Great Britain’s Olympic men’s rowing four.
Which Olympic athletes go on to be most successful in business? New research by Bain & Co. shows rowers have the best track record of breaking into the corporate world after their Olympic careers.
About 8% of the U.S. and U.K. rowers who medaled at the Olympics between 1972 and 2000 went on to excel in business, landing top jobs at public companies, investment banks, law firms and consulting practices, or starting their own companies, the study found.
Bain partner Patrick Manning, who was a member of the 1992 U.S. silver-medal rowing team, analyzed the post-Olympic careers of 840 U.S. and U.K. medalists from seven categories during the Summer Games: rowing, swimming, sailing, basketball, boxing, gymnastics, and track and field. (He opted to track the more popular sports and get a good mix of individual and team sports.)
Of those who demonstrated strong business success, which includes becoming a C-suite executive, board member, partner, managing director or above at a big company, rowers came out on top, but swimmers and sailors also showed some success, with about 1% of each group holding comparable roles.

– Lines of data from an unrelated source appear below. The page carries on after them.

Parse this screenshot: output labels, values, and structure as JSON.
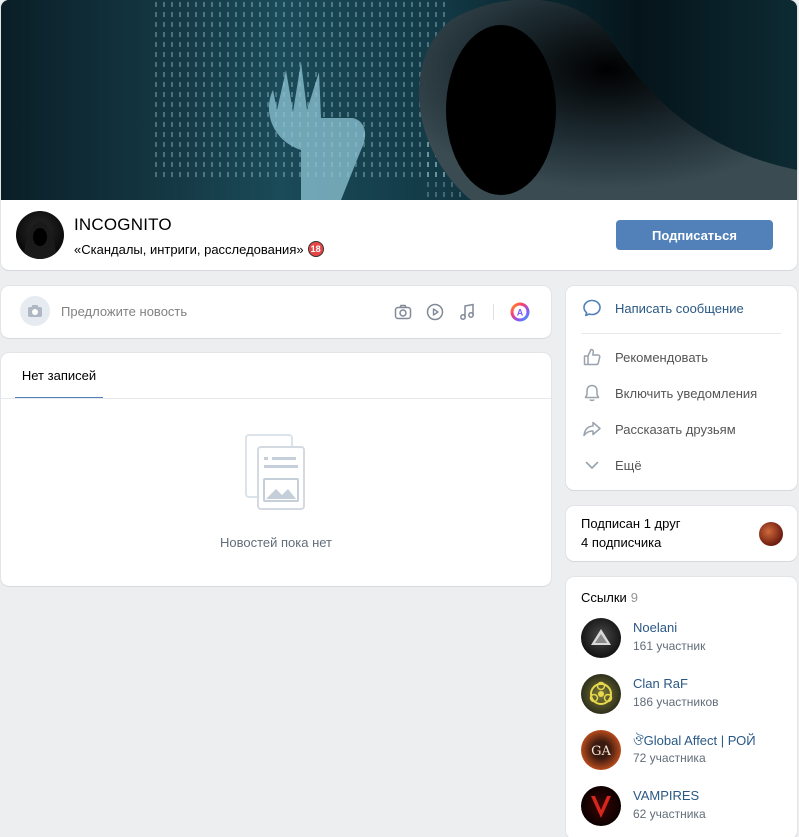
{
  "group": {
    "name": "INCOGNITO",
    "status": "«Скандалы, интриги, расследования»",
    "age_badge": "18",
    "subscribe_label": "Подписаться"
  },
  "suggest": {
    "placeholder": "Предложите новость",
    "icons": [
      "camera-icon",
      "video-icon",
      "music-icon",
      "color-avatar-icon"
    ]
  },
  "wall": {
    "tab_label": "Нет записей",
    "empty_text": "Новостей пока нет"
  },
  "actions": {
    "message": "Написать сообщение",
    "recommend": "Рекомендовать",
    "notify": "Включить уведомления",
    "share": "Рассказать друзьям",
    "more": "Ещё"
  },
  "friends": {
    "line1": "Подписан 1 друг",
    "line2": "4 подписчика"
  },
  "links": {
    "title": "Ссылки",
    "count": "9",
    "items": [
      {
        "name": "Noelani",
        "sub": "161 участник"
      },
      {
        "name": "Clan RaF",
        "sub": "186 участников"
      },
      {
        "name": "ঔGlobal Affect | РОЙ",
        "sub": "72 участника"
      },
      {
        "name": "VAMPIRES",
        "sub": "62 участника"
      }
    ]
  },
  "colors": {
    "accent": "#5181b8",
    "link": "#2a5885",
    "background": "#edeef0"
  }
}
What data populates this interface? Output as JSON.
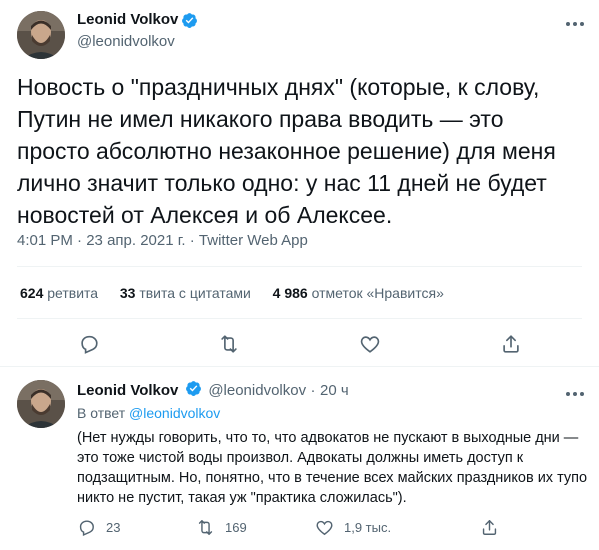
{
  "main_tweet": {
    "author_name": "Leonid Volkov",
    "author_handle": "@leonidvolkov",
    "text": "Новость о \"праздничных днях\" (которые, к слову, Путин не имел никакого права вводить — это просто абсолютно незаконное решение) для меня лично значит только одно: у нас 11 дней не будет новостей от Алексея и об Алексее.",
    "time": "4:01 PM",
    "date": "23 апр. 2021 г.",
    "source": "Twitter Web App",
    "separator": "·",
    "stats": {
      "retweets_num": "624",
      "retweets_label": "ретвита",
      "quotes_num": "33",
      "quotes_label": "твита с цитатами",
      "likes_num": "4 986",
      "likes_label": "отметок «Нравится»"
    }
  },
  "reply_tweet": {
    "author_name": "Leonid Volkov",
    "author_handle": "@leonidvolkov",
    "separator": "·",
    "time_ago": "20 ч",
    "reply_prefix": "В ответ",
    "reply_to": "@leonidvolkov",
    "text": "(Нет нужды говорить, что то, что адвокатов не пускают в выходные дни — это тоже чистой воды произвол. Адвокаты должны иметь доступ к подзащитным. Но, понятно, что в течение всех майских праздников их тупо никто не пустит, такая уж \"практика сложилась\").",
    "counts": {
      "replies": "23",
      "retweets": "169",
      "likes": "1,9 тыс."
    }
  },
  "icons": {
    "verified": "verified-badge-icon",
    "more": "more-dots-icon",
    "reply": "reply-icon",
    "retweet": "retweet-icon",
    "like": "like-icon",
    "share": "share-icon"
  },
  "colors": {
    "accent": "#1d9bf0",
    "text": "#0f1419",
    "secondary": "#536471",
    "divider": "#eff3f4"
  }
}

Rowers may be more likely to succeed in the business world for several reasons, Mr. Manning says. First, many of the rowing medalists in the study attended elite colleges and universities. Second, unlike other sports, there is a dearth of professional rowing opportunities, forcing rowers to pursue other careers.
Rowing also requires intense teamwork, which often means sacrificing personal glory and adapting to the style of others in order to achieve a final goal.